My parents always invited Jerry and his wife to their parties, and there were many during the summer months. Kids and adults all thoroughly enjoyed these times. Alcohol was never included, my parents were teetotallers. Lemonade was a treat, with home made sandwiches and cakes.
The coal-man was another who delivered bags of coal for our open fires. I can still see his sooty face under his tweed cap but I can’t remember his name. We knew them all by name but most of them escape me now.
Mr. Higgins, a service man from the Hoover Company always came to our house to replace our old vacuum cleaner with an updated model.
Our insurance company even sent a man to collect the weekly premium.

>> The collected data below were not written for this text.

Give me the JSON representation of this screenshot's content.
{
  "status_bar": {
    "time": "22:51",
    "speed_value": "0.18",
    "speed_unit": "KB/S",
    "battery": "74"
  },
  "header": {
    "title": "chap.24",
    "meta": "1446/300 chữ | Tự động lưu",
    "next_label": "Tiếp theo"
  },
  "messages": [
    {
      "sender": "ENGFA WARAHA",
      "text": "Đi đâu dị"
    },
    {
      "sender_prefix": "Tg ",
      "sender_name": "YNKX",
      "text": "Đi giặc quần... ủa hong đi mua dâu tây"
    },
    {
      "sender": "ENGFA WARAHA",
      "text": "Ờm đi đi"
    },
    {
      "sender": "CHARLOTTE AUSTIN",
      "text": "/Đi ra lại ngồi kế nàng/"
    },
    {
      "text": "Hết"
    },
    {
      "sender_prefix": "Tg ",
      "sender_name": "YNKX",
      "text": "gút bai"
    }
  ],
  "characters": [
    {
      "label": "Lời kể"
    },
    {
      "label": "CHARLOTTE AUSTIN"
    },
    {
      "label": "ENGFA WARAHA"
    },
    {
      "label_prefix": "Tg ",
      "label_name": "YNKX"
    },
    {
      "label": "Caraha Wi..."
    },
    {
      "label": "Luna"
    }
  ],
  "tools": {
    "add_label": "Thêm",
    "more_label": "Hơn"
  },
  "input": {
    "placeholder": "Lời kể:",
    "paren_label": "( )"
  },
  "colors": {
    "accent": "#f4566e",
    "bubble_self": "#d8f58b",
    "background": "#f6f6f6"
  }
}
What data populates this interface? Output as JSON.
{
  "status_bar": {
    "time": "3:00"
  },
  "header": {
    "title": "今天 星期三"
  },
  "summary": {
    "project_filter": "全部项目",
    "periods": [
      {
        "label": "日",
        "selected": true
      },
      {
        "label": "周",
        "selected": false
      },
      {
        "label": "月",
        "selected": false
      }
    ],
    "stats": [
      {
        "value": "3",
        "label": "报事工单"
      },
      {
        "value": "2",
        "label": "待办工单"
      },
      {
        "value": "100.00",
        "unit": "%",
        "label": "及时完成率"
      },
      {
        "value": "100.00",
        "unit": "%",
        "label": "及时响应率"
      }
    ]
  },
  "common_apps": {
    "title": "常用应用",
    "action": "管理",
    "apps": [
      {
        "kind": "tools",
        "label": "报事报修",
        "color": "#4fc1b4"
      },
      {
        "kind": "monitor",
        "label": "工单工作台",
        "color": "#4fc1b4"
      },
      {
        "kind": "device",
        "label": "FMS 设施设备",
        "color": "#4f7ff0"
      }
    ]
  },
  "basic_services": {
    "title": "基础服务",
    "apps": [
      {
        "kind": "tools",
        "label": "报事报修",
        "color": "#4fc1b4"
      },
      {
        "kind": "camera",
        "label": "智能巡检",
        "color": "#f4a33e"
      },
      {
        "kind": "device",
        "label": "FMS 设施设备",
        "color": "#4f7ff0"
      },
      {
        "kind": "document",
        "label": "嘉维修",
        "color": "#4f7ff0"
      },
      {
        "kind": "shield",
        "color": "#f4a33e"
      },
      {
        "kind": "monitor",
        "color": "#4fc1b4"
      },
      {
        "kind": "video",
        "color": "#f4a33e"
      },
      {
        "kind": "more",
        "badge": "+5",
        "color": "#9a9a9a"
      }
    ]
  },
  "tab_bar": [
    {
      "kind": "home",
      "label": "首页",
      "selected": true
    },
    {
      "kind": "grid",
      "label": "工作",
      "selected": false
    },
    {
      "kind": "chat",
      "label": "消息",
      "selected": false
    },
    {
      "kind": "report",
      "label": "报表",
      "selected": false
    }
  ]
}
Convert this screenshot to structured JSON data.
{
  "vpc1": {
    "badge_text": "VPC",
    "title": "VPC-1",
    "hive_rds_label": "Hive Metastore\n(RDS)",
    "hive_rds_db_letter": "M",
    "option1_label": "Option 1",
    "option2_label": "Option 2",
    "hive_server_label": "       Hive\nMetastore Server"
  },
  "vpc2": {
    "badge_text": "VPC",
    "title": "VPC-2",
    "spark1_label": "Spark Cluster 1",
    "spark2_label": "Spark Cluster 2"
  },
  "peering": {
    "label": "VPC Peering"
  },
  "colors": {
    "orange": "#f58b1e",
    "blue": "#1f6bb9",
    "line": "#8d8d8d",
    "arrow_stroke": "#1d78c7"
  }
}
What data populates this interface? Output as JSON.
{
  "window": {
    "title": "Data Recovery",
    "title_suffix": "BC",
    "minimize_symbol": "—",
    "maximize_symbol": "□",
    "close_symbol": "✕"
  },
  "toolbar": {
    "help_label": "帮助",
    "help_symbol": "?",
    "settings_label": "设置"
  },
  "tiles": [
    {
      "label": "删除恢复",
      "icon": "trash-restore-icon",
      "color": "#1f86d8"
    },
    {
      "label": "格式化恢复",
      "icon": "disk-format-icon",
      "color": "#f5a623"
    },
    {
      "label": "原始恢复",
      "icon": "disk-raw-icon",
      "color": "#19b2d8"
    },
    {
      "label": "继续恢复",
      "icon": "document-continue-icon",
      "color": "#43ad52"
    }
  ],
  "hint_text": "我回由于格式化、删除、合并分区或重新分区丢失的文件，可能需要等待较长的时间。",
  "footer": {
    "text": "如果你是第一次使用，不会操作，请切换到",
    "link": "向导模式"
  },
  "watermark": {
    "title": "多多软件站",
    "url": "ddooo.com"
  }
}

People then only paid for their shopping with cash. This in itself has been a huge change in shopping in my lifetime.
In some department stores there was a system whereby the money from the cash registers was transported in a small cylinder on a moving wire track to the central office.
Some Of The Bigger Changes
Some of the bigger changes in shopping were the opening of supermarkets.
• Supermarkets replaced many individual smaller grocery shops. Cash and bank cheques have given way to credit and key cards.
• Internet shopping… the latest trend, but in many minds, doing more harm, to book shops.
• Not many written shopping lists, because mobile phones have taken over.
On a more optimistic note, I hear that book shops are popular again after a decline.
Personal Service Has Most Definitely Changed
So, no one really has to leave home, to purchase almost anything, technology makes it so easy to do online.
And we have a much bigger range of products now, to choose from, and credit cards have given us the greatest ease of payment.
We have longer shopping hours, and weekend shopping. But we have lost the personal service that we oldies had taken for granted and also appreciated.
Because of their frenetic lifestyles, I have heard people say they find shopping very stressful, that is grocery shopping. I’m sure it is when you have to dash home and cook dinner after a days work. I often think there has to be a better, less stressful way.
My mother had the best of both worlds, in the services she had at her disposal. With a full time job looking after 9 people, 7 children plus her and my dad, she was very lucky. Lucky too that she did not have 2 jobs.